7. Studying drums during school or college will just mean more hours away from the books:

  • Possibly so, but those hours, if not wasted, will likely boost academic achievement. There is a growing literature on the multiple benefits of studying any musical instrument, among which are listed improvements in co-ordination, discipline, confidence, attention to fine detail, application to the task in hand, and patience. All these qualities and skills transfer easily to academic study: no hour spent honestly in deliberate practice on a drum kit is ever wasted.

8. Drummers are not musicians:

  • It is a common myth is that drummers don’t need to know how music works. Not true: many drummers play a second instrument to at least rudimental standard, if only to compose songs on it. Jack DeJohnette, Gary Husband, Asaf Sirkis, Phil Collins, Chad Wackerman, Cindy Blackman-Santana, and the guy from Radiohead all play second instruments to a standard often better than other instrumentalists play drum kit. (Perhaps this is over compensation for the pitched-instrument prejudice). If you want to get past first base, you’ll at least need to know how and why the song is constructed the way it is and why you should be careful not to trip up at measure nine.[1]

9. It’ll damage your hearing.

  • Unlikely if you’re smart about it. I did 41 years and my hearing is average for a man of my age. I never used earplugs, because they weren’t around much in my day, but also because there is a danger they will make you play louder to compensate, which makes everybody else play louder. These days modern in-ear monitoring offers a level of control such that you can have whatever you want in your ears at whatever level you want it.

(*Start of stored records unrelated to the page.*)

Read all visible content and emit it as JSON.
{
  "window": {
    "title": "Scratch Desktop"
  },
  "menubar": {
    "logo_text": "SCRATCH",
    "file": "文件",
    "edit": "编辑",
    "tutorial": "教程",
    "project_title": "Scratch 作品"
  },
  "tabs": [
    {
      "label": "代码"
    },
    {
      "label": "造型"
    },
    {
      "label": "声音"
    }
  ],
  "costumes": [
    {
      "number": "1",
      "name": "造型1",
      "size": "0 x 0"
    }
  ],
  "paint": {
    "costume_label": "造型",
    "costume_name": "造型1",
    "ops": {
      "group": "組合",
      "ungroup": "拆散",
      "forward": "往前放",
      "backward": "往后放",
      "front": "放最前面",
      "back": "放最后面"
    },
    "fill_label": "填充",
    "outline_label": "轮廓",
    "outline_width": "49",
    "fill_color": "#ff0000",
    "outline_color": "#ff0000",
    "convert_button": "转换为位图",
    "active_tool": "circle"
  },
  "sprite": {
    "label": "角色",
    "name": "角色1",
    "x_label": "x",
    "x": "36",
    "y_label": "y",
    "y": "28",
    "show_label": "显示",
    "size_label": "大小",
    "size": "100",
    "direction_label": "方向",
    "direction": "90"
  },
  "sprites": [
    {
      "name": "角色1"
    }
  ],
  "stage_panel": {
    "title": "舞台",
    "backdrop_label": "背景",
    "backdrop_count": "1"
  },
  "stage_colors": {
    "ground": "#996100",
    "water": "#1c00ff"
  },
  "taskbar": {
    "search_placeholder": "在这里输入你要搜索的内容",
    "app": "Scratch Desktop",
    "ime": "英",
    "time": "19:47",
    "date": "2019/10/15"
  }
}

In the Old Days, after the arrival of heavy amplification and before in-ears, the terminally stupid would avoid ear-plugs and monitor their drums from two huge wedge monitors on the floor, right by their ears. Sure, the drums sound great if you turn the monitors up to oblivion, but with that flattery comes potential ear-damage. You need to think about it.

10. Drummers are stupid:

  • Careful now – I have a PhD. As do British drumming-academics Dr. Mark Doffman, Dr. Gareth Dylan Smith, Dr. Matthew Brennan, and Australian Dr. Grant Collins, to name a few. There is a growing body of evidence to suggest that, in parallel with other musical instruments, drumming may be beneficial to the brain and mind. Christiane Northrup, M.D. suggests that the physical transmission of rhythmic energy to the brain actually synchronises the left and right hemispheres, enhancing your ‘inner guidance system’, or intuition.[2] Northrup goes on to suggest that “the sound of drumming generates new neuronal connections in all parts of the brain. The more connections that can be made within the brain, the more integrated our experiences become. This leads to a deeper sense of self-awareness”.

                                                    And here’s a free bonus for getting this far:

11.  Drumming will make you rich: 

  • In monetary terms? Highly unlikely. In friends, experiences, and improved cognitive skills? Almost inevitable.

So there we are. Now go and get those tubs and quit worrying!

 

[1] The origins of this myth are explored in greater depth in my recent book ‘Uncharted: Creativity and the Expert Drummer’ (2018) University of  Michigan Press.